Un autre numéro donne de méchants vers sur les Quatre fils Aymon dans la forêt des Ardennes. Une photographie abominablement truquée représente Les évacués de Lille aux champs, sous la garde d’un soldat de landsturm : les jeunes femmes, trop bien habillées, ont des attitudes affectées ; elles sourient, — et voilà une réplique péremptoire aux terribles accusations des rapatriés ! On nous montre ensuite des Vues de Constantinople, le Trésor du Vieux Sérail à Stamboul, des Groupes d’évacuées du Nord qui semblent aller à la kermesse ou à la ducasse, une Vue des ruines de la Somme (la légende explique que le canon français seul a fait ces ruines) ; un portrait du Général Fayolle au front, une Vue de la Deutsche Bücherei, à Leipzig, effroyable et colossal bâtiment où semblent accumulées toutes les géométriques laideurs de l’âme allemande.

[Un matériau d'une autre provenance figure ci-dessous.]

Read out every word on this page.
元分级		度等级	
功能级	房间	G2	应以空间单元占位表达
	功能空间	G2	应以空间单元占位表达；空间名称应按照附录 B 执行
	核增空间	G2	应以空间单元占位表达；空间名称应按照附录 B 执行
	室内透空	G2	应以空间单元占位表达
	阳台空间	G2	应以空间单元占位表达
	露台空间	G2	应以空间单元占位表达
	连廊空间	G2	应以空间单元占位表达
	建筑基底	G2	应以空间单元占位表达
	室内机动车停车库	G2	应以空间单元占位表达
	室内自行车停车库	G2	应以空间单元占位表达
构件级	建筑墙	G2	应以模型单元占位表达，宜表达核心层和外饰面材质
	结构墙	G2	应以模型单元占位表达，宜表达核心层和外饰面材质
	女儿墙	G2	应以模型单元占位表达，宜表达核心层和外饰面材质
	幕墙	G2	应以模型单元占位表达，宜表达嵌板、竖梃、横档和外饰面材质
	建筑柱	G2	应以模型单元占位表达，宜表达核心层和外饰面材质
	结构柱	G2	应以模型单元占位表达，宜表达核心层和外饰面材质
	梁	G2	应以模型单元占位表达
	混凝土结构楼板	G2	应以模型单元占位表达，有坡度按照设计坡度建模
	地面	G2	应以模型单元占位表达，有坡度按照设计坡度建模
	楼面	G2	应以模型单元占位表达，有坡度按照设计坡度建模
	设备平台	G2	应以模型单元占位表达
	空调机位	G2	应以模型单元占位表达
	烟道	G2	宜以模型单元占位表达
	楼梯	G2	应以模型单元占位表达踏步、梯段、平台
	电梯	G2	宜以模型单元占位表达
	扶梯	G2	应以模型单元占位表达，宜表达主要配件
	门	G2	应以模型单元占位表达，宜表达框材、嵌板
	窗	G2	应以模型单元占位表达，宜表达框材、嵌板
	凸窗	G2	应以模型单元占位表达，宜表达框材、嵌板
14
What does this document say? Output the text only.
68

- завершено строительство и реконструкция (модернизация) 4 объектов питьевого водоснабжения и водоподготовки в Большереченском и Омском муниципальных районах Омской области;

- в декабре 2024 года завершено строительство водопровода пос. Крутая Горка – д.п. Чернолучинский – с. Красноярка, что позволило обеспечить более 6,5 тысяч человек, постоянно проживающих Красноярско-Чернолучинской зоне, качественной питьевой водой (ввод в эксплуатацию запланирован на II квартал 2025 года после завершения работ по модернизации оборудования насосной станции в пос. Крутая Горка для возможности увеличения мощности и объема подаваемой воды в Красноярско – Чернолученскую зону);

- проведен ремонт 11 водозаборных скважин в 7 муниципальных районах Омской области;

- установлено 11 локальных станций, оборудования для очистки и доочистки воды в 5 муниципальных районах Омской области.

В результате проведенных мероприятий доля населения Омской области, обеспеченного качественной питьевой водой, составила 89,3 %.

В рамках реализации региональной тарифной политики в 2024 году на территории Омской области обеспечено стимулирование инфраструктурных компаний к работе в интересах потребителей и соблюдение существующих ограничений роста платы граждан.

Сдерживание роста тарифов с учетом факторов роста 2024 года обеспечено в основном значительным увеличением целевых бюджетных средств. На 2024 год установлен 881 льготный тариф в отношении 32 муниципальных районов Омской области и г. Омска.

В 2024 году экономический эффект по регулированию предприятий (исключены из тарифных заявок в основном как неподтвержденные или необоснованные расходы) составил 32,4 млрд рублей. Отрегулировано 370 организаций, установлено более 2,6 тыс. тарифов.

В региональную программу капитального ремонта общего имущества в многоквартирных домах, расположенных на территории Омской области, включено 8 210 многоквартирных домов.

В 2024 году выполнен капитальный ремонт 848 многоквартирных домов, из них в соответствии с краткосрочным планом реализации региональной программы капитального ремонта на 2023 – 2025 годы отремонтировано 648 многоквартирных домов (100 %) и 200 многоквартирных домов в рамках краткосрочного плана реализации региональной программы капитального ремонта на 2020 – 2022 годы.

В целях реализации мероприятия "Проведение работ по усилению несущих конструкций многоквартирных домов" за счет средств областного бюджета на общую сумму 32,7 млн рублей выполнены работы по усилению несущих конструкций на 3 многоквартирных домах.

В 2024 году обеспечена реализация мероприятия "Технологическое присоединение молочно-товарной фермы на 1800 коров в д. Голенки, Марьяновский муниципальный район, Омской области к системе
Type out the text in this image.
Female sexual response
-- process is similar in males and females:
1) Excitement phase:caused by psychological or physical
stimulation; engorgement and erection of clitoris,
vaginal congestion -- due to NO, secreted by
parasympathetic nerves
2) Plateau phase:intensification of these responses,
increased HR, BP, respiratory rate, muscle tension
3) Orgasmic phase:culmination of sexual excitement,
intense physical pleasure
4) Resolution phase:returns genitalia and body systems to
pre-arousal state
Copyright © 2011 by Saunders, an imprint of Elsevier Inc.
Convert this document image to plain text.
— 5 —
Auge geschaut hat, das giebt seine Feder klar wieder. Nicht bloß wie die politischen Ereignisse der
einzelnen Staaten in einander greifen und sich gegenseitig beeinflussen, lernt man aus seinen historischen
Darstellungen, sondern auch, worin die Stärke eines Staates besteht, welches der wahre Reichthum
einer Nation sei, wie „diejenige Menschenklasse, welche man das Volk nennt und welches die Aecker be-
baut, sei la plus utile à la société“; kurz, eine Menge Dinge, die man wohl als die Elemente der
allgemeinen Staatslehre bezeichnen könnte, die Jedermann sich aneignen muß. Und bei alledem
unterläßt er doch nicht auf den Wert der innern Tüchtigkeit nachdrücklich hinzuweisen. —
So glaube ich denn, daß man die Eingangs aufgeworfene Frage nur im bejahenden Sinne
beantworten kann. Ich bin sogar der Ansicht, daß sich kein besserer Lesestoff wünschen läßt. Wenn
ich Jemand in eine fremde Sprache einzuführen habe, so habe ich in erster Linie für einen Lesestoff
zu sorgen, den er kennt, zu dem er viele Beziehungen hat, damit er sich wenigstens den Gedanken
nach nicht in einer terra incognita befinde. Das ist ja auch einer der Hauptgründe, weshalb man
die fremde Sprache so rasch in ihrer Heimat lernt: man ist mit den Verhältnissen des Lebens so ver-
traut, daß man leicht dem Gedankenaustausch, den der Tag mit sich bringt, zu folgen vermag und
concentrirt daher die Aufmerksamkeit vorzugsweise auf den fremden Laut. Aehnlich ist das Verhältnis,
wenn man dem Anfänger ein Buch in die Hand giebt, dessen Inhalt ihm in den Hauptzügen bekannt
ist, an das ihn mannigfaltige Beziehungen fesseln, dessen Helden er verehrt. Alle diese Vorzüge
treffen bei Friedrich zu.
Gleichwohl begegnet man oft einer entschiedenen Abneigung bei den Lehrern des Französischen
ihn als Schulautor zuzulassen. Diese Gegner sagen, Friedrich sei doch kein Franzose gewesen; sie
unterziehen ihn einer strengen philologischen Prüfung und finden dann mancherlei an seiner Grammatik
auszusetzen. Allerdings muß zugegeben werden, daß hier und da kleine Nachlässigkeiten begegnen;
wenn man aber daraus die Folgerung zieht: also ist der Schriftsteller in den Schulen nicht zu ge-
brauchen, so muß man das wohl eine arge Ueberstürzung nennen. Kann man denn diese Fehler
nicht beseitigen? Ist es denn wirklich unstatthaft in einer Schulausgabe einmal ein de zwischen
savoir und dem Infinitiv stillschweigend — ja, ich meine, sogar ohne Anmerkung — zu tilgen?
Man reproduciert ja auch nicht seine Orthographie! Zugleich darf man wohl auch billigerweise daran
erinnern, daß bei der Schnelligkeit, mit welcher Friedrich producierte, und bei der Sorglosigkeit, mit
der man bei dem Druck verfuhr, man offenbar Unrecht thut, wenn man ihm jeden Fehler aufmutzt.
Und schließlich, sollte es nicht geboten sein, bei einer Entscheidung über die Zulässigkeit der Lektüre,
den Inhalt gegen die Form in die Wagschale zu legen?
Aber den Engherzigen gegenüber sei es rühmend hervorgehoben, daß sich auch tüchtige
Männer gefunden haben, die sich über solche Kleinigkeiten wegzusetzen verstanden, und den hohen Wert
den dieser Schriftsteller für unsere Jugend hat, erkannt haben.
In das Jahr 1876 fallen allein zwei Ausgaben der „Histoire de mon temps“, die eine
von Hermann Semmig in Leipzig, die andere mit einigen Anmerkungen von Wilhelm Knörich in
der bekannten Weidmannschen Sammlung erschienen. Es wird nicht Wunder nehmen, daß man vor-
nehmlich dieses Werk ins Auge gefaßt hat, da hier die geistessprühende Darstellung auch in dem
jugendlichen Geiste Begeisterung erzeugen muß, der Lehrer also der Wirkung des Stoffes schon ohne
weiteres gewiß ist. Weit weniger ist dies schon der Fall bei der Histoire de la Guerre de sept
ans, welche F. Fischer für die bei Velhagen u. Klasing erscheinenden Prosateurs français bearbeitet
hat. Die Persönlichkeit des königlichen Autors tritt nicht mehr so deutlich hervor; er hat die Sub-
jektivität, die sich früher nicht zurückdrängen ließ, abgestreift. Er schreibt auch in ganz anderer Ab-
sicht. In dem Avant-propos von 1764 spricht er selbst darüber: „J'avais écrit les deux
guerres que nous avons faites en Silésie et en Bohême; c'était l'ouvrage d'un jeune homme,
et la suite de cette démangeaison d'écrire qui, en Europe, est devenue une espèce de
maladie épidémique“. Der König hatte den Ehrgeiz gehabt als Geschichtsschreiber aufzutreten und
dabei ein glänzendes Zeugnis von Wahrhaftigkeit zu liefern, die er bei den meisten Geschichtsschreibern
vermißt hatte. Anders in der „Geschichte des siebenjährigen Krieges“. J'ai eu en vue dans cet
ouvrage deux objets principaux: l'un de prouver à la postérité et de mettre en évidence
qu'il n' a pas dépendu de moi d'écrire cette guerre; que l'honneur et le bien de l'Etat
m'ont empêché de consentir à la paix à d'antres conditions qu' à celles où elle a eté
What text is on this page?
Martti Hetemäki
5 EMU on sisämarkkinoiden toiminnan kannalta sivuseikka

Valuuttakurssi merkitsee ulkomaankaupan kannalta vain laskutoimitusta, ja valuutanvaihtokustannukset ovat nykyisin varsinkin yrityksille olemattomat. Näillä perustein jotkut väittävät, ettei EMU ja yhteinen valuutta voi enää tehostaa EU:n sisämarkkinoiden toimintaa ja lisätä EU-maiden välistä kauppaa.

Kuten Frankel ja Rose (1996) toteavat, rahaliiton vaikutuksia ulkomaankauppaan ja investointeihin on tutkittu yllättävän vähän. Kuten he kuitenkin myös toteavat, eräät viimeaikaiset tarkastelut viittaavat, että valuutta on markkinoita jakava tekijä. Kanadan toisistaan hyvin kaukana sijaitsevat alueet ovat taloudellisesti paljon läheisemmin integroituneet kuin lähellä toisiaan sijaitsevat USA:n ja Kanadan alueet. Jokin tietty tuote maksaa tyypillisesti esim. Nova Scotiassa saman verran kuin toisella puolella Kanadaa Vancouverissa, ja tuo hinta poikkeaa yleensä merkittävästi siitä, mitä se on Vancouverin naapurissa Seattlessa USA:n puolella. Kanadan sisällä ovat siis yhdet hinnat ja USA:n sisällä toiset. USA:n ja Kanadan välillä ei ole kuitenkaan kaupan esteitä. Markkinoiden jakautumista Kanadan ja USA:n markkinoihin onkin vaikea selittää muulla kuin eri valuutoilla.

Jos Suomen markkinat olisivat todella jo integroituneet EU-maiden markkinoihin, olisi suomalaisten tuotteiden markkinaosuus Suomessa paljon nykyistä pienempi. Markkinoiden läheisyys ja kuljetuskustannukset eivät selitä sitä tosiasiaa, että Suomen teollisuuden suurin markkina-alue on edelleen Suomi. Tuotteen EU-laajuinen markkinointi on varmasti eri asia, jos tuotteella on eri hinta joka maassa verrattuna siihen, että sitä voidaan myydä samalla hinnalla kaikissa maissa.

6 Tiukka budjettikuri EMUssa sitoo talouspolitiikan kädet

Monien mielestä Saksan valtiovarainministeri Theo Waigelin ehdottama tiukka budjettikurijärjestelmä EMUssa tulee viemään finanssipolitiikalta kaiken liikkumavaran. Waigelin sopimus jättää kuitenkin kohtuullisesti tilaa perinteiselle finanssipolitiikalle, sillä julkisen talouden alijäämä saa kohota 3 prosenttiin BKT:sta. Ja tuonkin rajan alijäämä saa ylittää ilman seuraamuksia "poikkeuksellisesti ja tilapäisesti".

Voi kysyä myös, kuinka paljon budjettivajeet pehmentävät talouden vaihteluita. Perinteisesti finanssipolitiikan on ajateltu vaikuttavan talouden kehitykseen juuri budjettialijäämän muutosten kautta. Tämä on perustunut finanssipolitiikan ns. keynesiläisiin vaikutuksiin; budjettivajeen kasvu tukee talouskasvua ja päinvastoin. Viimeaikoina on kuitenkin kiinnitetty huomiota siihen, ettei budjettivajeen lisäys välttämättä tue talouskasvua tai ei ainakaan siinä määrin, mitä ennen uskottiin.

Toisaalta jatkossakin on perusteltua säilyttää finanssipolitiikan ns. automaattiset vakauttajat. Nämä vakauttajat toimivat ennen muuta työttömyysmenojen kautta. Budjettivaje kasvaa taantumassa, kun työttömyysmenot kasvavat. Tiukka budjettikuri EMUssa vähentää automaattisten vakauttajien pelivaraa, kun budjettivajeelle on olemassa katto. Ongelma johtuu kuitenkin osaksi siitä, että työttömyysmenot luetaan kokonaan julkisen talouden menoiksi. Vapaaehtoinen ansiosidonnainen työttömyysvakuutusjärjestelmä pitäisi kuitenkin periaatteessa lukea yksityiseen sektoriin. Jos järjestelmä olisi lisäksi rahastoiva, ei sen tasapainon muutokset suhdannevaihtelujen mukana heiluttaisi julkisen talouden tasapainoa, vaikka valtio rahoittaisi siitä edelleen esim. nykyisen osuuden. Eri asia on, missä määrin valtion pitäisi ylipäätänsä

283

Puis, ce sont des caricatures où l’Angleterre est tournée en dérision ; des « photos » d’une représentation théâtrale donnée par des prisonniers français dans leur camp, et où les acteurs jouant des rôles féminins, en jupe et en corsage décolleté, ont posé devant l’objectif avec des expressions de physionomie équivoques. Il est visible que ces prétendus « prisonniers français » sont d’authentiques Allemandes.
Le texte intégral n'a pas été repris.